月曜の朝、教室に入ると、納戸瑠璃が窓際の席で本を読んでいた。青髪が朝日でキラキラ光ってる。

いつもの光景。だけど、なんか異世界の住人みたいだ。俺、臼木崚雅、普通の高校二年生、こんなミステリアスなクラスメイトに慣れてない。隣では辛康太が、ラノベの新刊をパラパラめくりながらブツブツ言ってる。
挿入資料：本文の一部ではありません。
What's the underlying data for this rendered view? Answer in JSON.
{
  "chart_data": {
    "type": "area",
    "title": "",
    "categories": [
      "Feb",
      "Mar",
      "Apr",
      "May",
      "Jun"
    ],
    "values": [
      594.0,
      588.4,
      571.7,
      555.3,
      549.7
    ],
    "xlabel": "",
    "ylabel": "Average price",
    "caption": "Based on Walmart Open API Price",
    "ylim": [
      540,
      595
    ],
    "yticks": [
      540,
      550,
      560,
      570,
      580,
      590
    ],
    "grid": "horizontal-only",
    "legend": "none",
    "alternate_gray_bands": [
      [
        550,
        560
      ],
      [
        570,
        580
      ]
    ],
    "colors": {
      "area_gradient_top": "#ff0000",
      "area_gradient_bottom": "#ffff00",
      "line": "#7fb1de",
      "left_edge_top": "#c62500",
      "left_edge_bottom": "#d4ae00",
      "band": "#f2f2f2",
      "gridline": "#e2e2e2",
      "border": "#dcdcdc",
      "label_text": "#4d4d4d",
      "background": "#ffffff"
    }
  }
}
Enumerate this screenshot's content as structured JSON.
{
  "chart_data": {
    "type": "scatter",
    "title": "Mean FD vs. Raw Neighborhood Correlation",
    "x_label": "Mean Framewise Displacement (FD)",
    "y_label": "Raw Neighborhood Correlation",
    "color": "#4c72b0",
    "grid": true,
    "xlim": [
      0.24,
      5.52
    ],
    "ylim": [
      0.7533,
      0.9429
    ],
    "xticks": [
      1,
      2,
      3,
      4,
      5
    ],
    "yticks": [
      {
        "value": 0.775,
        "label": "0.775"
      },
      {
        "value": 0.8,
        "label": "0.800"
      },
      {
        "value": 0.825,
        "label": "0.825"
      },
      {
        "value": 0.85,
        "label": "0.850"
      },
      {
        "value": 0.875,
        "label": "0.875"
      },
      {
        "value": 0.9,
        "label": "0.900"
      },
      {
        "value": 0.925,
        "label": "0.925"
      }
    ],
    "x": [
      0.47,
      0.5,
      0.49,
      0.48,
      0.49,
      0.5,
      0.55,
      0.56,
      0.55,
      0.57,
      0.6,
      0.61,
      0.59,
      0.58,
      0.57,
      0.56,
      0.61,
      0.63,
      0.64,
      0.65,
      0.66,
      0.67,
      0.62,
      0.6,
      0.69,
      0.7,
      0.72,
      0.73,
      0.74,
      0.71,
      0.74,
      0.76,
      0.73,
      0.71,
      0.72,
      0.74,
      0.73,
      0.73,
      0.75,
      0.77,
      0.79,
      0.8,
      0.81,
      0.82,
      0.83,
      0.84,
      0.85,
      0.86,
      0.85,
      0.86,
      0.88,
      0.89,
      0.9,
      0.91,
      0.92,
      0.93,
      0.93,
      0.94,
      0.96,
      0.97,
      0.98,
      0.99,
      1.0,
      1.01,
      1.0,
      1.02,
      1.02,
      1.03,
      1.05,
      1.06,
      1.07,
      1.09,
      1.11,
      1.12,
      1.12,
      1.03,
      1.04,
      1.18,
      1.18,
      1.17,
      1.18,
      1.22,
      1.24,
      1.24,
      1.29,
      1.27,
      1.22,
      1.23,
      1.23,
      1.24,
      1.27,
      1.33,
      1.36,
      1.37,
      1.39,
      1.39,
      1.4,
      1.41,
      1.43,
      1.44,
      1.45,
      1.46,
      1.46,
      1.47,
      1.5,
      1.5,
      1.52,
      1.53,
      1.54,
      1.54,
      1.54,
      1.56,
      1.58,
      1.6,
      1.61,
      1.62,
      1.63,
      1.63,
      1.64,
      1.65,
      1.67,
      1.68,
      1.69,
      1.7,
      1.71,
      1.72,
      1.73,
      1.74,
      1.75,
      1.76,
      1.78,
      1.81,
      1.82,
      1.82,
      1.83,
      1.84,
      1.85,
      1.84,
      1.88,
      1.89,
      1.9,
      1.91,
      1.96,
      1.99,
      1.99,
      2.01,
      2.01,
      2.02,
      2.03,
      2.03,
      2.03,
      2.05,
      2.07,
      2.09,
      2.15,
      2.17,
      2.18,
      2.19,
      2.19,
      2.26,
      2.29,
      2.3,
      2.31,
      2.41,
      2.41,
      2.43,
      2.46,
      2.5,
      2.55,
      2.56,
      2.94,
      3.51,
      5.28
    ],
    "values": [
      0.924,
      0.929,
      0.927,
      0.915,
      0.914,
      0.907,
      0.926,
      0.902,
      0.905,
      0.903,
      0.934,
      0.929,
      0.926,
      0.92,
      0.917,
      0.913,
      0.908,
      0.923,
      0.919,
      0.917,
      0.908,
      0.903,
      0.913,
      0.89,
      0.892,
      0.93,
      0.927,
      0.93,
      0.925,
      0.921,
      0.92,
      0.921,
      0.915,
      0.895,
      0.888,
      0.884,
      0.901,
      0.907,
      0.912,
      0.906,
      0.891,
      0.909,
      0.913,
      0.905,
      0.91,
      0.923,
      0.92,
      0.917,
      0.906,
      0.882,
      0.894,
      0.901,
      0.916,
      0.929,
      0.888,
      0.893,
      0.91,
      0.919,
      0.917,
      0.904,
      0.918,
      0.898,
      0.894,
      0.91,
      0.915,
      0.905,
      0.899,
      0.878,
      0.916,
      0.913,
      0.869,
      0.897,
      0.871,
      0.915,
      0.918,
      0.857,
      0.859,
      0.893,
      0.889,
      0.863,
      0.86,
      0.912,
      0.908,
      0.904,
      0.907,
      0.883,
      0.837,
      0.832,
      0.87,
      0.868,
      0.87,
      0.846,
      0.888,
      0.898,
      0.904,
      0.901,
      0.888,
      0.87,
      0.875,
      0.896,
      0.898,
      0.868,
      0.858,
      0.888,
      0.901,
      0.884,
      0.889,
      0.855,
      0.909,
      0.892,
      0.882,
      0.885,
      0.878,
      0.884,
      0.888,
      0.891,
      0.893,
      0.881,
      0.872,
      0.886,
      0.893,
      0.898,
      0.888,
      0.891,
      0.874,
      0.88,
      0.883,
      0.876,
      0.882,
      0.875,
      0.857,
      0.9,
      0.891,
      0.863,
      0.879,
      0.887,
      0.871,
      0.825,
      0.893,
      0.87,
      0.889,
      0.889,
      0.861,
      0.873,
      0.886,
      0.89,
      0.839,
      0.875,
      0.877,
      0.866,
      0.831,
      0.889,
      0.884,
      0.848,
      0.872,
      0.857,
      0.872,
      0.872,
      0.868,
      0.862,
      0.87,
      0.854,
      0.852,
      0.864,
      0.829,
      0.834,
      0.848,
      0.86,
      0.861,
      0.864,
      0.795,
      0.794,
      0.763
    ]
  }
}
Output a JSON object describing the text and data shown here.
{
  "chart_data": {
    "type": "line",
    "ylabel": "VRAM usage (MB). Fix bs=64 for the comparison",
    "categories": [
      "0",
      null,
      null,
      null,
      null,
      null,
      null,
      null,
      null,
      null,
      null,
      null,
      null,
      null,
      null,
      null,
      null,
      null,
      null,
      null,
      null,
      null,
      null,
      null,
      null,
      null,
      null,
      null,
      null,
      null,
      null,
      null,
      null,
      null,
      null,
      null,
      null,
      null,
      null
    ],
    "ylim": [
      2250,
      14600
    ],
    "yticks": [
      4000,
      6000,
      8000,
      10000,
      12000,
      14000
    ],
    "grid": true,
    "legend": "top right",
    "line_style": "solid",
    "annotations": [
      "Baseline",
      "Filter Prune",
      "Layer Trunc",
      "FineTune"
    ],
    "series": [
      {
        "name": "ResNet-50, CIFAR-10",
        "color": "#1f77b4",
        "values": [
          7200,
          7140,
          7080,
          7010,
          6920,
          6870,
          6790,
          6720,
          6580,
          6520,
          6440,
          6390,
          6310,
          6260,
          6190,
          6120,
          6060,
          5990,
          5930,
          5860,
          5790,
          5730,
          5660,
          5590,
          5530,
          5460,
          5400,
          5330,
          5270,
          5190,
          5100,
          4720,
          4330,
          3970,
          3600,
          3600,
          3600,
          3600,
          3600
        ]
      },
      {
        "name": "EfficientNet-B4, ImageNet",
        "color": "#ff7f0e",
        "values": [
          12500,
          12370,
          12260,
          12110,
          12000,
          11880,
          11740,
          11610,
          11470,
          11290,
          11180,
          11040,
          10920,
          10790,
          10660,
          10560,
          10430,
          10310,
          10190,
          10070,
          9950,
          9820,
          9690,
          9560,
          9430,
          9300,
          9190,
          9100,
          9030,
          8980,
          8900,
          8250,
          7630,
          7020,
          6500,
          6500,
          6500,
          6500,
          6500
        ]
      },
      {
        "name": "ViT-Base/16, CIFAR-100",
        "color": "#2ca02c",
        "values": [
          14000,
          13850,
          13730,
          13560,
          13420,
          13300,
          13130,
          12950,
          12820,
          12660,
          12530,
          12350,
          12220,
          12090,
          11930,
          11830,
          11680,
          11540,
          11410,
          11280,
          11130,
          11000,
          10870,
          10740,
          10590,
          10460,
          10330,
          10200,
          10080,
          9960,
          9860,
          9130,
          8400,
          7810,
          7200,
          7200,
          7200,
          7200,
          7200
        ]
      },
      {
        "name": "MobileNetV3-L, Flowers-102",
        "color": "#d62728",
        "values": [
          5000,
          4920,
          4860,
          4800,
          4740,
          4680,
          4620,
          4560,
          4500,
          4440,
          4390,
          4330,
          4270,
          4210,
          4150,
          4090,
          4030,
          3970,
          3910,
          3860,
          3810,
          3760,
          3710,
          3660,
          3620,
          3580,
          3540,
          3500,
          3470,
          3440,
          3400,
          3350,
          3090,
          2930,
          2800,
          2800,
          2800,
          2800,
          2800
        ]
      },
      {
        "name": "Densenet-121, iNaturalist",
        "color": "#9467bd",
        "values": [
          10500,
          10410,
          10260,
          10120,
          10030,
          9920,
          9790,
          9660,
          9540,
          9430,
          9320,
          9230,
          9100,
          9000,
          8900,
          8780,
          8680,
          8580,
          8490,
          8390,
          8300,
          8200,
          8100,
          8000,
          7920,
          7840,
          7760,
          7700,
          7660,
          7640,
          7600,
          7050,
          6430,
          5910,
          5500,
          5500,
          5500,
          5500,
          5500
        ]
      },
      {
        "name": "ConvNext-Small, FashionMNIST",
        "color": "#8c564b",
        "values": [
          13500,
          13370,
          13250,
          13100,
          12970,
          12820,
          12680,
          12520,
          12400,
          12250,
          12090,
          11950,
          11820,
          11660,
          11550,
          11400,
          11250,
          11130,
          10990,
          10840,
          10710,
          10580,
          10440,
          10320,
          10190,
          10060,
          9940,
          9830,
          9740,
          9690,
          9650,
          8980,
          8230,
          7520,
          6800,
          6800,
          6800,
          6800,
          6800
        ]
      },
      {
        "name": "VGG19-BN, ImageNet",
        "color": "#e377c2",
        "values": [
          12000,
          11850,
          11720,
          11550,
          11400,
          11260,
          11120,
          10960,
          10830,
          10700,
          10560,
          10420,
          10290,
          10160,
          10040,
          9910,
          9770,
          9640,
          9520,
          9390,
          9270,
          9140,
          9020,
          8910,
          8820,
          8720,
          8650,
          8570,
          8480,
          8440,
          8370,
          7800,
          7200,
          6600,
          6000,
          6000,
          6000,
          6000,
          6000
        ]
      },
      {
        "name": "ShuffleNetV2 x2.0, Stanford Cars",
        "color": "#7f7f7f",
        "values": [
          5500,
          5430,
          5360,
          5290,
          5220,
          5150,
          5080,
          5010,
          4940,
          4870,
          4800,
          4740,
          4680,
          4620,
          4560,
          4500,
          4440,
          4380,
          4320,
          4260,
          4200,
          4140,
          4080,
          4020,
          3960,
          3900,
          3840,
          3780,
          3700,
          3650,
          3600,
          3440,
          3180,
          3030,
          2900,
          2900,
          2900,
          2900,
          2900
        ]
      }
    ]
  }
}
「なあ、崚雅。ラノベならさ、テスト期間って地味だけど急接近イベントの隠れスポットだろ。俺のシナリオ予測だと、納戸さんが何か仕掛けてくるぜ」

康太が眼鏡をクイッと上げて言う。こいつのアニメ脳は月曜からフルスロットルです。


今週は中間テスト。1時間目の国語、担任じゃない山口先生が漢字テストのプリントを配ってくる。納戸さんがスラスラ書いてるの、チラッと見えた。めっちゃ速え。前の学校でも成績良かったのかな。いや、なんで俺、こんなこと気にしてんだ。

昼休み、康太と弁当食ってると、納戸さんが近づいてきた。例のメモ帳を手に持ってる。

「臼木君、辛君、テスト勉強どうしてる?」


「いや、いつもギリギリ。家で教科書眺めるくらい。納戸さんは?」

俺が返すと、彼女はニコッと笑った。

「私、図書室で勉強するよ。前の学校でも、テスト前はよくこもってた」


(前の学校…

康太のいつもの目線がうるせえ)

「図書室か。静かでいいよな。俺も行ってみようかな」

つい口走ってしまった。納戸さんが目を細めて、

「ふーん、臼木君、勉強熱心だね。じゃ、放課後、図書室で一緒にどう?」

「え、一緒?」

「辛君も来る? 賢者ポジ、テストでも発揮?」

納戸さんが康太に振ると、こいつは胸張って答えた。

「俺? ラノベなら、図書室は知識系サブキャラの輝く場所だろ。行くぜ!」

「へえ、期待してるよ、賢者さん」


納戸さんがクスクス笑う。康太、完全に調子に乗ってる。

放課後、図書室に着くと、納戸さんがすでに奥のテーブルで参考書広げてる。青髪が蛍光灯に映えて、なんか浮世離れしてる。俺と康太は適当に席について、英語の単語帳を開いた。けど、ぶっちゃけ集中力ゼロ。納戸さんが参考書に何か書き込んでるのが気になる。あのメモ帳、また出してる。


俺はねえ、納戸さんと言いかけた。


「ただのメモだよ。臼木君、単語覚えた?」

「いや、まだ…。納戸さん、めっちゃ勉強してんな」

「前の学校で、テストで変なことあったから、ちょっと真剣なだけ」

変なこと? 康太が「ほら、来た」と小声で囁いてくる。黙れよ。


俺が聞くと、納戸さんは笑って誤魔化した。

「ん、大したことじゃないよ。ほら、勉強、勉強」

彼女の得意技だな、これ。康太が「ラノベなら、ここで過去のトラウマ回想」とか言い出しそうだったけど、俺の睨みで黙った。

しばらくすると、図書室にクラスの秀才、田中たなか 彩花あやかが入ってきた。メガネで真面目そうなやつ。納戸さんを見て、ちょっと驚いた顔。


「納戸さん、こんなとこで勉強? なんか意外」

「そう? 田中さん…だっけ?いつもここ?」

「まあ、テスト前はね。納戸さん、問題解くのめっちゃ速いよね。しかもさっきの漢字テスト、満点っぽかったし」


「まぐれだよ。田中さんこそ、頭いいよね」

「いやいや、普通だよ。ね、臼木君、辛君」

田中がこっちに振ってくる。俺は「そうかな」と適当に返す。


勉強再開して、ふと納戸さんの参考書に目がいく。ページの端に、メモ帳と同じ模様が走り書きされてる。円形に、星と鳥のマーク。なんだ、あれ。前の学校の「変なこと」と関係ある? いや、まさか。ファンタジー脳は康太だけでいい。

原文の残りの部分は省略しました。